16.11.07

OPENWORLD - 1,500 companies adopt Oracle Unbreakable Linux

Oracle on Wednesday said that 1,500 companies have signed up for its Unbreakable Linux discount support program since it was announced one year ago.

The number of customers is impressively greater than the number Oracle announced six months ago -- 26. And that was with "virtually no selling at all" of Unbreakable Linux, bragged CEO Larry Ellison during his keynote speech at OpenWorld on Wednesday.

"We did all of this while just building up our Linux sales team," he said.

Unbreakable Linux includes enterprise support for applications running on either Red Hat Enterprise Linux (RHEL) or Oracle's close clone, all at half the price of Red Hat's.

"It doesn't matter which Linux distro [Red Hat or Oracle] you're on, Oracle will support you," said Cole Crawford, IT strategist at Dell, during a Tuesday panel at OpenWorld.

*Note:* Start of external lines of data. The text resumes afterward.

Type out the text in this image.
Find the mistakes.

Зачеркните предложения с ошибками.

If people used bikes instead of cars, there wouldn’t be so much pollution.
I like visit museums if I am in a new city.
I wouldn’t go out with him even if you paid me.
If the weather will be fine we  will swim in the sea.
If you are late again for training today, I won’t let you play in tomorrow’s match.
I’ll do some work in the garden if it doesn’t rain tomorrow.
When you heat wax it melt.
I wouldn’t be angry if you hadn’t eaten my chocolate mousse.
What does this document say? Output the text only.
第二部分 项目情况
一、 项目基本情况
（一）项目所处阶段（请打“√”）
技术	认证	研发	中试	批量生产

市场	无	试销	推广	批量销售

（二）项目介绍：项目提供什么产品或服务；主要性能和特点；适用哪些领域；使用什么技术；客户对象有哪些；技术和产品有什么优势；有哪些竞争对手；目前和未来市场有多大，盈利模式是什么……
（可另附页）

Dell is running a 16-node megagrid with Oracle's new 11g database on RHEL for which it is getting Unbreakable Linux support, Crawford said. Dell is also running Red Hat and Suse Linux.

Customers announced by Oracle in March included Yahoo, videogame maker Activision, the IHOP restaurant chain, and others.

Besides Dell, new customers of Unbreakable Linux include clothing store chain Abercrombie & Fitch, newspaper chain Cox Enterprises, McKesson, Mitsubishi, Nissan, Stanford University, and others.

Despite Oracle's fast growth, Red Hat remains the top dog in the enterprise Linux market, with tens of thousands of subscribers to its support business. During its Q1 2008 call with analysts, Red Hat CEO Matthew Szulik said it added "multiple of thousands of customers" in that quarter alone.

For its most recent quarter, subscription revenue, including support contracts, was $109.2 million, up 29% year-over-year. All 25 of its largest support customers renewed its contracts at 122% of their prior contract's value, the company said.
Yet, Red Hat appears vulnerable. Multiple users at OpenWorld -- both on Oracle panels and not -- cited dissatisfaction with the quality of Red Hat's support.

"The price is half of Red Hat. And we feel we get twice the attention," said Brad Maue, CIO of Stuart Maue Co.. The St. Louis, Mo. legal auditing firm switched its Linux support wholly from Red Hat to Oracle a year ago.

Maue said Oracle is even willing to help with problems involving third-party software that Oracle has not technically certified to run on Unbreakable Linux.

"There were some bugs in Linux that, beyond Red Hat introducing RHEL 5, we weren't able to get the pressure to get them fixed," said Tim Heath, senior database engineer at Yahoo.

Yahoo has about 50,000 servers running RHEL 4 out of a total of 150,000 servers. Yahoo continues to get support from Red Hat even while subscribing to Oracle.

"We like to pit the two against each other, to see who submits fixes faster," Heath said. While he declined to say who was winning, Heath said "We are very very happy with the support we've received from Oracle."

The biggest advantage of Oracle support, says Heath, is that getting support from a single vendor eliminates the "fingerpointing" between the applications and platform departments when a problem arises.

"Is it the I/O elevator or a bug in the Oracle database? It's no fun to prove who's right or wrong," he said.

But is bigger better?

Oracle has said it has more than 9,000 developers working on software that runs on Linux, many of whom as a practical matter fix bugs and do QA for Unbreakable Linux. That dwarfs the 2,000 total employees at Red Hat.

But, Red Hat CTO Brian Stevens said, to infer from that Oracle brings more technical resources to bear than Red Hat is "crazy."

"I used to know every developer on their Linux team. They could fit into this room," he said, in an interview in San Francisco on Tuesday.

At most, said Stevens, Oracle is making its own applications run faster or more bug-free on RHEL/Unbreakable Linux.

"This is not about offering better support. This is about ownership of the IT stack for Mr. Ellison," Stevens said.

As an example, he pointed to Oracle's decision to only certify and support its applications if they are running on its own recently introduced flavor of virtualization.

Stevens also disputed the notion that Red Hat's support customers are unhappy, pointing to third-party studies showing the opposite. Or that customers can expect better service from Oracle.

"No one is going to say that Oracle knocks it out of the park on technology or service," he said.